Тут на площадь начали выкатывать бочки — в этих краях всё делалось быстро, не то что у нас: пока банкет приготовят, гости ждать устанут! — народ заметно оживился, а я решила, что на

празднике погуляю в другой раз. И мы постарались смыться незамеченными.

* * *

Через пару дней мы добрались до моря. Интересная, конечно, тут география.

Недалеко от берега млел здоровенный разноцветный кашалот с пышным хвостовым плавником, то и дело выпуская шикарный фонтан.

— Нам на ту сторону? — уточнила я.

Кондрат кивнул.

— А корабли тут вообще есть?

Кондрат пожал плечами.

— Ты что, дара речи лишился? — возмутилась я. — Давай, определись, куда нам надо!

Впрочем, вскоре я убедилась, что толку мне от ворона не добиться. Тогда я решила взять инициативу в свои руки.

— Уважаемый! — обратилась я к кашалоту. — Не будете ли вы так любезны перевезти нас на тот берег? Я вам заплачу…

— А на кой мне твоё золото? — зевнул тот во весь рот, показав огромные зубы. — У нас на дне и не такое добро! Чего у тебя ещё есть? Говори, а то уплыву, жарко уже.

— Ну-у… — загадочно сказала я, доставая таинственную монету, которая была вовсе не монетой.

— Тут у меня одна штуковинка… Не её ли вы ищете?

Кашалот вдруг встрепенулся, пустил пару пузырей и исчез в пучине. Я посмотрела на Кондрата, но тот только развёл крыльями.

А через мгновение море вспенилось и хлынуло на берег, так что мне пришлось спешно отступить на пригорок. Почти у самого берега из воды показалась чья-то здоровенная башка. Больше всего она напоминала большой ком водорослей, а за ухом у водяного кокетливо торчала веточка коралла. Водяной пошарил под водой, извлёк золотую корону, украшенную морскими звёздами, и напялил её набекрень. Я так поняла, что это и есть Морской Царь. Выглядел он весьма непрезентабельно, словно с похмелья. Он спросил:

— Ну, чего у тебя там? Говори быстрее, жарко.

— Слушайте, это вам надо кольчугу починить, или мне? — возмутилась я по привычке. — Сперва ваш кашалот мне хамит, теперь вы на грубость нарываетесь.

— Я тебя сейчас в морского ежа превращу, — ласково пообещал мне водяной. — Чего тебе надо?
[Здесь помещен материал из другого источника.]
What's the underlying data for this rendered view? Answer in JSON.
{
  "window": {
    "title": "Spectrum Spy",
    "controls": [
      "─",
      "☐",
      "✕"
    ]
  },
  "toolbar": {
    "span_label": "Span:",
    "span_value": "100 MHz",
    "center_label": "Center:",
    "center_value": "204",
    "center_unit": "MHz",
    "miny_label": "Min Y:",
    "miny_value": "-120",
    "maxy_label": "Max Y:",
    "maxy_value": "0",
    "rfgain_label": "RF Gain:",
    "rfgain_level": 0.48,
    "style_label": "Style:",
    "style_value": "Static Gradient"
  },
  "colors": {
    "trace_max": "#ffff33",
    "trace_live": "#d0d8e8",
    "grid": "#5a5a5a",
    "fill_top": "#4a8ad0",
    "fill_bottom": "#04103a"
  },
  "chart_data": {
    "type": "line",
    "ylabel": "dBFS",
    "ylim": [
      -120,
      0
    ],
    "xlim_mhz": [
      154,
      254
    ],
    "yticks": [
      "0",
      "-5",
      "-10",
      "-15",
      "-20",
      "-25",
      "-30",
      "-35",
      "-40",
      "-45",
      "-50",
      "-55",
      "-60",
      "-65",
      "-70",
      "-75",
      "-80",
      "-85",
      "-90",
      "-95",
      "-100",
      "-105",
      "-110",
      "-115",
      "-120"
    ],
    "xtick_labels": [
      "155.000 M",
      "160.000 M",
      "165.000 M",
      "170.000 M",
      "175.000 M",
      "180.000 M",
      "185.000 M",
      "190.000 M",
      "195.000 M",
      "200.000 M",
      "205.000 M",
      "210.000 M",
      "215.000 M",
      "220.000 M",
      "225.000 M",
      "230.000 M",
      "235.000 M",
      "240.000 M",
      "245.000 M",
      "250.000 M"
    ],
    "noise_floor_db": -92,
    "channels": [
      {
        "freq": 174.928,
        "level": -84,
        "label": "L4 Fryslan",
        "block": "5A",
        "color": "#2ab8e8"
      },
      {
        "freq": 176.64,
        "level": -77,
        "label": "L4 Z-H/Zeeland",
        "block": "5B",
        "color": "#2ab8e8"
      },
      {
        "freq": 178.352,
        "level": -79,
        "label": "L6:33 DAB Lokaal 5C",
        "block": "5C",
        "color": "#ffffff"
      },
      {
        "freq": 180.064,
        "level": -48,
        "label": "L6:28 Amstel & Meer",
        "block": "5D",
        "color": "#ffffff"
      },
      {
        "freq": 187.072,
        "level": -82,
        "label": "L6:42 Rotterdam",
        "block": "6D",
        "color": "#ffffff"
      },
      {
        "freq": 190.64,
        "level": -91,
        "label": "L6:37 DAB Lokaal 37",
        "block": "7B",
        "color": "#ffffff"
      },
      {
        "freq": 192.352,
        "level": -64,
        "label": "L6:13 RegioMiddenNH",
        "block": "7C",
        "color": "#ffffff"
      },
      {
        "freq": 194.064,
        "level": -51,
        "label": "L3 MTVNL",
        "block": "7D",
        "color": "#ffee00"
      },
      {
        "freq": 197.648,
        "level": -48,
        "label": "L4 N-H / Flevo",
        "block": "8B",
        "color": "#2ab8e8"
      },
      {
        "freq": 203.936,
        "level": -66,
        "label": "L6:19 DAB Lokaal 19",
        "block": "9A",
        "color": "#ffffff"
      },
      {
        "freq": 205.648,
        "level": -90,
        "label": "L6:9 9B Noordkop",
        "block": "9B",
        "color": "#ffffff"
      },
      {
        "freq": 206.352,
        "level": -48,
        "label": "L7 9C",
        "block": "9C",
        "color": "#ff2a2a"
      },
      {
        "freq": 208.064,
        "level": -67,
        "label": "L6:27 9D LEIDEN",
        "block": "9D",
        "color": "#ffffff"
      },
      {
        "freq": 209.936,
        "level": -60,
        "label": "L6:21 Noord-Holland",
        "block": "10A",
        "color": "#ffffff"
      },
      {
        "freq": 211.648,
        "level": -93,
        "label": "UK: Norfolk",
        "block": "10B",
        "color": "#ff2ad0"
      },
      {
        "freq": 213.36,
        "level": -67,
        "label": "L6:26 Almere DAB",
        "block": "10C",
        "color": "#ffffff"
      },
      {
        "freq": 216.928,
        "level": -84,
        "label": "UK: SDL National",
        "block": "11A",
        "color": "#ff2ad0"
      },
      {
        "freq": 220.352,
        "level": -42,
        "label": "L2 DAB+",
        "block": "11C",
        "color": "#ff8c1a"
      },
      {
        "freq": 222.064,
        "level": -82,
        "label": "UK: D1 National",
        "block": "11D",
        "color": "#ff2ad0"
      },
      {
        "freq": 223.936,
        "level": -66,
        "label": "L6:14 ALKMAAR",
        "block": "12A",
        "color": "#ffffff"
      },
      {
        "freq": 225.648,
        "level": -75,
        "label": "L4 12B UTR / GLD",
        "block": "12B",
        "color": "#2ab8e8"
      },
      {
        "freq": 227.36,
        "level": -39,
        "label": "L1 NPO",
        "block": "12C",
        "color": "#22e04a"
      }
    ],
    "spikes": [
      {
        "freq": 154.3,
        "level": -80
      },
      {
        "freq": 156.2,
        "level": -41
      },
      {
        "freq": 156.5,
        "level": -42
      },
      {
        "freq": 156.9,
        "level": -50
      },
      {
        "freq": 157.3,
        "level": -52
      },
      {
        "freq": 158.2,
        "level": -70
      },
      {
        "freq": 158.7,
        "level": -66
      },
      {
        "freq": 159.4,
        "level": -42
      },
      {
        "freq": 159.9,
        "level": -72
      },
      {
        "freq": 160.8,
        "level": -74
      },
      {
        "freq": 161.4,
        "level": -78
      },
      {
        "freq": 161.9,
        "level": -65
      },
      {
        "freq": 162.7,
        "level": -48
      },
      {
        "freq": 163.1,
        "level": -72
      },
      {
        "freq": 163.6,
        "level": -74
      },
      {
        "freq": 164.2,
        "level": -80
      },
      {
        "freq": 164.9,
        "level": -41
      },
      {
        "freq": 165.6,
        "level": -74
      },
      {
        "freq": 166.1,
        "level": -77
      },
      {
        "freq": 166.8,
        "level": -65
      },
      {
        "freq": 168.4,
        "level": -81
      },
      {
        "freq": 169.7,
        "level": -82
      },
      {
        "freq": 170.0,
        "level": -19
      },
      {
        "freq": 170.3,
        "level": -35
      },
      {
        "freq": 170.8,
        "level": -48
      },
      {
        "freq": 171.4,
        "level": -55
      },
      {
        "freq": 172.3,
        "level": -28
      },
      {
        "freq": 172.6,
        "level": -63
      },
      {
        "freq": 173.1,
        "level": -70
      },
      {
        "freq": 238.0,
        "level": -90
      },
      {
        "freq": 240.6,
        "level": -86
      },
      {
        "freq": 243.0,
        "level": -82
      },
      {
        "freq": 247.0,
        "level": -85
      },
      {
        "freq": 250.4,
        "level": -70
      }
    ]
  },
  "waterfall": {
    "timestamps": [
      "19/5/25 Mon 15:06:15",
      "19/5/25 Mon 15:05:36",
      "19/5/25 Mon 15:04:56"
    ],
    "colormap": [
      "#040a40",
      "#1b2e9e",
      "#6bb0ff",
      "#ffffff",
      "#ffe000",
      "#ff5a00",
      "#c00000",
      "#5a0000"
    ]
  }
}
— На тот берег мне надо! — окончательно расхрабрилась я. Тут Кондрат сдавленно каркнул, я очень некстати посмотрела себе под ноги и обнаружила, что мой пригорок окружен разнокалиберными змеями числом примерно до нескольких сотен. И они всё прибывали и прибывали.

— Верни мне мою вещь! — велел водяной, шлёпая по воде лягушачьими лапами и тараща на меня рыбьи глаза.

— Мне нужно на тот берег, — упёрлась я, по своему обыкновению, с большого перепугу. — Перевезите, тогда отдам! И вообще, кто так ведет дела? От вас же все разбегутся, если вы так и будете народ змеями пугать! Вон баба-яга жалуется, что из-за ваших гадюк у неё избушка бесится, шарахается, и бабка всю посуду перебила!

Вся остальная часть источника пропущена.